Young Breast Cancer Survivors Cured but Not OK

                                                    (Image Credit: Courtesy Susan G. Komen Foundation)

Nicole Vazquez was diagnosed with an aggressive form of breast cancer at age 34, a time when she was surrounded by healthy young friends and was professionally active. 

"I didn't realize the impact at first," said Vazquez, now a healthy 40-year-old from Dallas, who had been focused on her career as a meeting planner. "Within two weeks, I went from being able to plan my life to having no control. It really hit me."

Thanks to chemotherapy and then surgery, she survived, just celebrating her five-year mark of being cancer free. But treatments have left her with questions about her future fertility and, being so young, she had the additional burden of navigating the dating scene and trying to stay vital in her career.

"I had been physically active in sports, running and playing soccer and I had to quit all that," she said. "I had a medi-port sticking out of my chest that I had to cover up. Suddenly, here I was trying to go out and meet people and I was very self-conscious. … I didn't have a boyfriend and now I would be bald. And after the chemo, I really looked sick. Self-image is a really big deal. … And I couldn't share it with that many people."

She even slipped into a depression, not during her "fight" against cancer but after it was over. Her doctor looked at her and said her reaction was "long overdue."

 Breast cancer survival rates have improved dramatically in the past two decades, but the cancer treatments that have allowed more women to survive have also taken a heavy toll, especially on women who are diagnosed at an early age.

Women younger than 50 who survive breast cancer face an array of quality of life challenges: psychological stress, weight gain and decline in physical activity, according to a study published today in the Journal of the National Cancer Institute. They also struggle with reproductive issues such as infertility and early-onset menopause.

In studies that were published between January 1990 and July 2010, researchers at the Jonsson Comprehensive Cancer Center at the University of California-Los Angeles found that overall quality of life was compromised in the younger survivors with both physical and mental health problems. Young women were often more depressed than older survivors because of associated fertility issues.

Breast cancer is the most common non-skin cancer in women, and is the leading cause of death in women younger than 50 in the United States, according to the American Cancer Society.

"By tailoring adjuvant therapy regimens and giving cytotoxic therapy only to those who may benefit, we can mitigate some of these side effects, but the long life expectancy for these younger women also provides a window of opportunity for cancer prevention and health-promotion activities," the study concluded.
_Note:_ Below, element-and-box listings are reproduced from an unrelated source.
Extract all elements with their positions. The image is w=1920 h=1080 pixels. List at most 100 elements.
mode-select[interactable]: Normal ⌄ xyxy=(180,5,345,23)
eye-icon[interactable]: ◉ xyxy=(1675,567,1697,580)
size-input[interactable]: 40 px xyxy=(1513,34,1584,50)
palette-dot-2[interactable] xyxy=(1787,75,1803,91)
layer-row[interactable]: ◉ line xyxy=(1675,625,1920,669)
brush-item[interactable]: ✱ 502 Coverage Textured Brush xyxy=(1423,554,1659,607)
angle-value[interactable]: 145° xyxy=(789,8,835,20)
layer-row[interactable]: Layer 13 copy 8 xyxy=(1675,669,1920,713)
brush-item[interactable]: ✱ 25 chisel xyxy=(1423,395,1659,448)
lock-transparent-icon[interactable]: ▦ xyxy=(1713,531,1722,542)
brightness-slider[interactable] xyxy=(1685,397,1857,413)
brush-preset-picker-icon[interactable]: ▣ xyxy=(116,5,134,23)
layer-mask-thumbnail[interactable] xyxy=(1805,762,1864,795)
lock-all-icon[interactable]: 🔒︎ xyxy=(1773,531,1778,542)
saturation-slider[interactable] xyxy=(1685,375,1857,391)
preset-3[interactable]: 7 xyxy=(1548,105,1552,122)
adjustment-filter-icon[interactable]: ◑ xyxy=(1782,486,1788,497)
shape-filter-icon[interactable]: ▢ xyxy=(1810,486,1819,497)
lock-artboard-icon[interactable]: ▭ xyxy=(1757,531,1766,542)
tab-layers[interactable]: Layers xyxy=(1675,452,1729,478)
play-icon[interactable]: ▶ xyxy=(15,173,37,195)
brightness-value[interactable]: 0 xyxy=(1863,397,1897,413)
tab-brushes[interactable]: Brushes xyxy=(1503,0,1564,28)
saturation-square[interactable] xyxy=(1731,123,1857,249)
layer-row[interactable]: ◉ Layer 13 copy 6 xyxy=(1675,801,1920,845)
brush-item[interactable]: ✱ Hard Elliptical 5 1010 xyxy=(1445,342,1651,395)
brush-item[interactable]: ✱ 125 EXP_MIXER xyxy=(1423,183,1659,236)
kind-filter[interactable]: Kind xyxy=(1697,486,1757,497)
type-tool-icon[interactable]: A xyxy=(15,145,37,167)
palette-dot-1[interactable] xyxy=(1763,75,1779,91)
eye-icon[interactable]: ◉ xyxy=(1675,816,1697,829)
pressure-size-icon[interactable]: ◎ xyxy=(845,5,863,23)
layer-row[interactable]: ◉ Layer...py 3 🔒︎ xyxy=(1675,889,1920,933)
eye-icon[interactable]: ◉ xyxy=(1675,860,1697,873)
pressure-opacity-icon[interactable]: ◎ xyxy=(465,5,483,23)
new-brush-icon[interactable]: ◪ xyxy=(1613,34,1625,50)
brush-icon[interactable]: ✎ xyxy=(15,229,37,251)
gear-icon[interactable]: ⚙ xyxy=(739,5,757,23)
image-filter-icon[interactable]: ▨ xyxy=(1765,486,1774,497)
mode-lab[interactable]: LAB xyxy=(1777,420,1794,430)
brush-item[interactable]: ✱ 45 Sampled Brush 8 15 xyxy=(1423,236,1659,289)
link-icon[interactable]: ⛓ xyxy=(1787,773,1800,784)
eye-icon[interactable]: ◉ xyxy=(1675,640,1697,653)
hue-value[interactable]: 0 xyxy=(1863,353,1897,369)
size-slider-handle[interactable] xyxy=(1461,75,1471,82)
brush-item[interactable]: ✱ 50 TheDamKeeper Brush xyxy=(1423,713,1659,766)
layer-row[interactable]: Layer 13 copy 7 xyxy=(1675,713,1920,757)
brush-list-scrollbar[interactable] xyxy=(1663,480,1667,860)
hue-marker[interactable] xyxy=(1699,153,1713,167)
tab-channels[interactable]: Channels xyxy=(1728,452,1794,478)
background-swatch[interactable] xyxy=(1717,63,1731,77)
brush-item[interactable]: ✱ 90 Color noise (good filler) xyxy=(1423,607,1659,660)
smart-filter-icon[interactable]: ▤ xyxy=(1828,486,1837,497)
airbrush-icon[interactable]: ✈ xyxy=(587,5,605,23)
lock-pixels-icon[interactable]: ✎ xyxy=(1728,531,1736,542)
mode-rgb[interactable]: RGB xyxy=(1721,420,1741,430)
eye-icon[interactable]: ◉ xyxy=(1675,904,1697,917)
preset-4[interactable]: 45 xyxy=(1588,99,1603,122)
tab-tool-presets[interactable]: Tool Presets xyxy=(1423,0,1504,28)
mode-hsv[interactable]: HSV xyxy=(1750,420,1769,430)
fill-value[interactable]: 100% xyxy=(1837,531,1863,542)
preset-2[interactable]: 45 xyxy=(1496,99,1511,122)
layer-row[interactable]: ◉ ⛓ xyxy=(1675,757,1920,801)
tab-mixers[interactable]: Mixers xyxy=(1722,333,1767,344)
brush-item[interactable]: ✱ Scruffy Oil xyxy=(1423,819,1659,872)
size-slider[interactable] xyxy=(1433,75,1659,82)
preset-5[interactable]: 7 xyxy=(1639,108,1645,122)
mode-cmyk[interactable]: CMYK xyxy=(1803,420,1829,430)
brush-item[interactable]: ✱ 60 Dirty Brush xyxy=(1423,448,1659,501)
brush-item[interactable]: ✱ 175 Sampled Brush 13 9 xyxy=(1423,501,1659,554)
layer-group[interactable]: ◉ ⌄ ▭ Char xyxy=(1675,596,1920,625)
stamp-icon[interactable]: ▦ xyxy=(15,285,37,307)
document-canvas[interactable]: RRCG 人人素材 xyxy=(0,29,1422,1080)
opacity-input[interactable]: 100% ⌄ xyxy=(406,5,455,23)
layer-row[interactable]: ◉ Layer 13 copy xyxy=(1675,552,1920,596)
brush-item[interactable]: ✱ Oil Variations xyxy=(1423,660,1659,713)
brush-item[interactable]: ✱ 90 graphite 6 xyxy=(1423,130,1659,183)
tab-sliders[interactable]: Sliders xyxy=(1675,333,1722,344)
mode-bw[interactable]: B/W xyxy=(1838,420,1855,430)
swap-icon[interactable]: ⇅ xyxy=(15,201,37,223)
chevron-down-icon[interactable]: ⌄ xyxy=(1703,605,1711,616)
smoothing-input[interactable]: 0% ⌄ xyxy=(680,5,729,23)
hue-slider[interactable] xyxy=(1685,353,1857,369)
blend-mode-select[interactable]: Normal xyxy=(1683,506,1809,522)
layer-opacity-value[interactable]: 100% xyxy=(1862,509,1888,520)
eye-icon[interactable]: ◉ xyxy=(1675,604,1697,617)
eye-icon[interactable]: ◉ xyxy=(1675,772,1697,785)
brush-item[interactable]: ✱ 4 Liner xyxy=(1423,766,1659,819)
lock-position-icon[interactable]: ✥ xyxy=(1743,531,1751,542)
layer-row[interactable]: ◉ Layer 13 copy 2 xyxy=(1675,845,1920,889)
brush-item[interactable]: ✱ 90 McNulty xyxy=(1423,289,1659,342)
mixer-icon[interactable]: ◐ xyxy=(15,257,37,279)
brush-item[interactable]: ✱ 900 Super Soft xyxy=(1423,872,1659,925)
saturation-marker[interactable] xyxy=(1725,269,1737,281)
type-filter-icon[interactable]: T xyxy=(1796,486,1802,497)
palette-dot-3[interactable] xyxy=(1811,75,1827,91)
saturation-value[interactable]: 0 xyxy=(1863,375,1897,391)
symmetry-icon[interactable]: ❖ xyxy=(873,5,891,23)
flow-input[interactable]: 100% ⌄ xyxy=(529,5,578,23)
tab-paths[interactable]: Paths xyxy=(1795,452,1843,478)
American Cancer Society estimates show that of the 182,460 new cases of breast cancer in females each year, an estimated 10,000 will be women younger than 40 and nearly 23,000 younger than 45, according to the Young Survival Coalition, a national advocacy group based in New York City. Breast cancers account for 26 percent of all cancer in females ages 15 to 39 and 39 percent of women ages 35 to 39.

Younger women find it more difficult to embrace their new body after cancer-related surgery. Whether they are married or single, they also face intimacy issues in dating and relationships, according to the coalition. Treatments such as chemotherapy and radiation can also affect a woman's plans to have children, sometimes rendering her infertile.

When women are younger, they are more apt to be working and a cancer diagnosis can hit them hard economically as they struggle to keep working. Additionally, many will not have health insurance or their plans might not adequately cover cancer treatments.

"Appearance is a big deal, and not in a vain way," Vazquez said. "I was in the field working and didn't want clients to say, 'Oh, poor pitiful Nicole has cancer.'"

She is in a long-term relationship now and, with an irregular menstrual cycle, is wondering whether she will ever have children. Because her "triple negative" form of cancer was so virulent, Vazquez had no time to freeze her eggs before chemotherapy.

But she remains upbeat and mentors other young cancer survivors through the Susan G. Komen Foundation in Dallas. She knows young women, particularly, need support.

In its own studies, the Komen foundation has found that quality of life issues are widespread, troubling and require attention from health care providers and survivors.

They report 87 percent of survivors rated at least one social, physical or emotional issue as a moderate to very severe problem. Their most frequent causes of distress were fatigue, sexual dysfunction and sleep issues, as well as depression.

"My advice is to stay positive and stay strong," Vazquez said. "We hear such negative information [about cancer], but you can only fight one battle at a time. We are so engulfed in our disease that we forget we have to live our lives every day."